The Lakers have a lack of frontcourt depth and functional size, and it has caused head coach Darvin Ham to have to make some difficult decisions. However, it looks like he has gone too far.
In Davis’ absence, Thomas Bryant has continued to play very well. On Sunday versus the Dallas Mavericks, he had eight points and three rebounds through three quarters, which was relatively modest production for him compared to what he has done lately.
But after he subbed out with 4:04 left in the third quarter, he never returned. Some speculated that his shoulder, which was hit hard on Friday against the Charlotte Hornets, was acting up, but that wasn’t the reason.
Ham decided to go with an extremely small lineup in the fourth quarter. In fact, when LeBron James took his customary rest midway through the period, at one point 6-foot-5 Austin Reaves was the tallest player they had in the game.
After the game, Ham explained his reasoning behind that vertically challenged lineup.
“Just trying to get more possessions in the game. When you go small like that, any of those guys can get a defensive rebound and push it, and you’re trying to play fast, trying to attack downhill, trying to put the other team on their heels, you put them in a position where they’re fouling and you use the free throw line to try to help you get back into a game or sustain a lead.”
Yes, the Lakers needed to speed up the pace of the game, but playing very small lineups like that won’t get it done, at least not with this roster.
The Lakers have had problems playing small lineups going back to last season
During the 2021-22 season, then-head coach Frank Vogel employed lots of three and even four-guard lineups, and it helped result in the Lakers being one of the NBA’s worst defensive teams.
Such lineups make it hard for L.A. to rotate over to players, especially near the rim and beyond the 3-point line, while putting enough size and length on them to force misses or at least dissuade them from shooting the ball.
In addition, such lineups leave the Lakers susceptible to giving up offensive rebounds.
Yes, the one thing they do very well and perhaps as well as any other team is score in transition. When they have been able to ignite and sustain their fast break this season, they have looked like a very potent team.

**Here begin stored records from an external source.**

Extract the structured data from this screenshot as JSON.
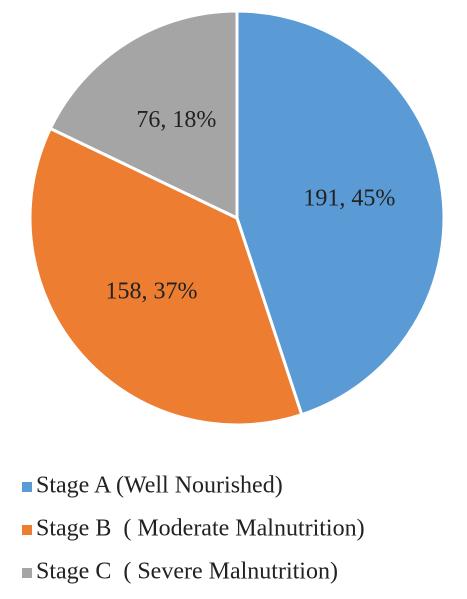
{
  "chart_data": {
    "type": "pie",
    "categories": [
      "Stage A (Well Nourished)",
      "Stage B  ( Moderate Malnutrition)",
      "Stage C  ( Severe Malnutrition)"
    ],
    "values": [
      191,
      158,
      76
    ],
    "value_labels": [
      "191, 45%",
      "158, 37%",
      "76, 18%"
    ],
    "colors": [
      "#5b9bd5",
      "#ed7d31",
      "#a5a5a5"
    ],
    "legend": "bottom"
  }
}
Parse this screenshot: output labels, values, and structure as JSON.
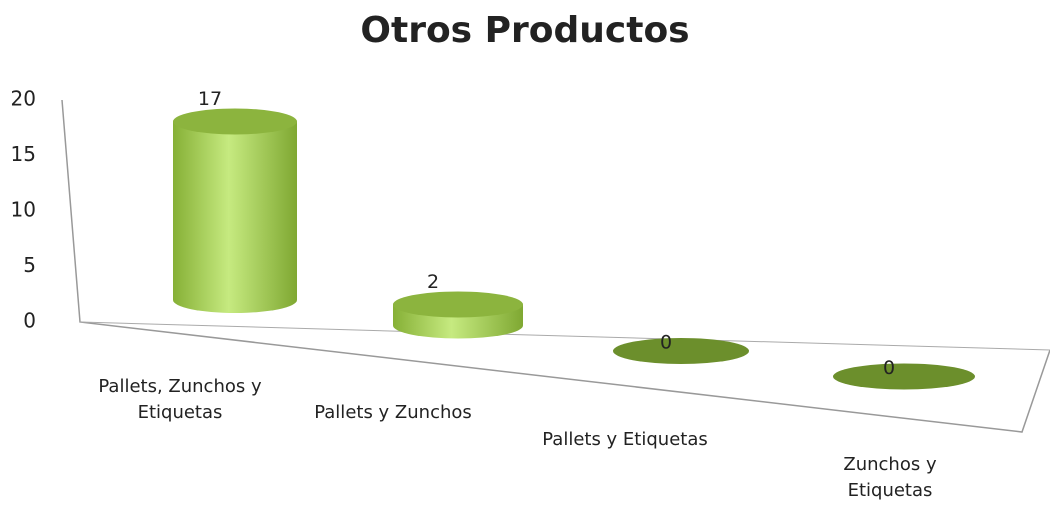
{
  "chart_data": {
    "type": "bar3d",
    "title": "Otros Productos",
    "categories": [
      "Pallets, Zunchos y Etiquetas",
      "Pallets y Zunchos",
      "Pallets y Etiquetas",
      "Zunchos y Etiquetas"
    ],
    "values": [
      17,
      2,
      0,
      0
    ],
    "color": "#9bc446",
    "ylim": [
      0,
      20
    ],
    "yticks": [
      0,
      5,
      10,
      15,
      20
    ],
    "grid": false
  }
}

But to be able to run, a team has to get stops, either by forcing misses or turnovers, and grab defensive rebounds. To be able to do those things with small lineups, a team needs players who play bigger than their physical size, and L.A. simply doesn’t have frontcourt players with that capability.
At this point, Ham would likely be better off going with Damian Jones, the Lakers’ only other true center, when Bryant is resting. Perhaps Wenyen Gabriel, who plays with ample energy and effort, needs a little more playing time until Davis is able to return.
With a four-game losing streak and a 13-20 record, the Lakers are teetering close to the brink of disaster.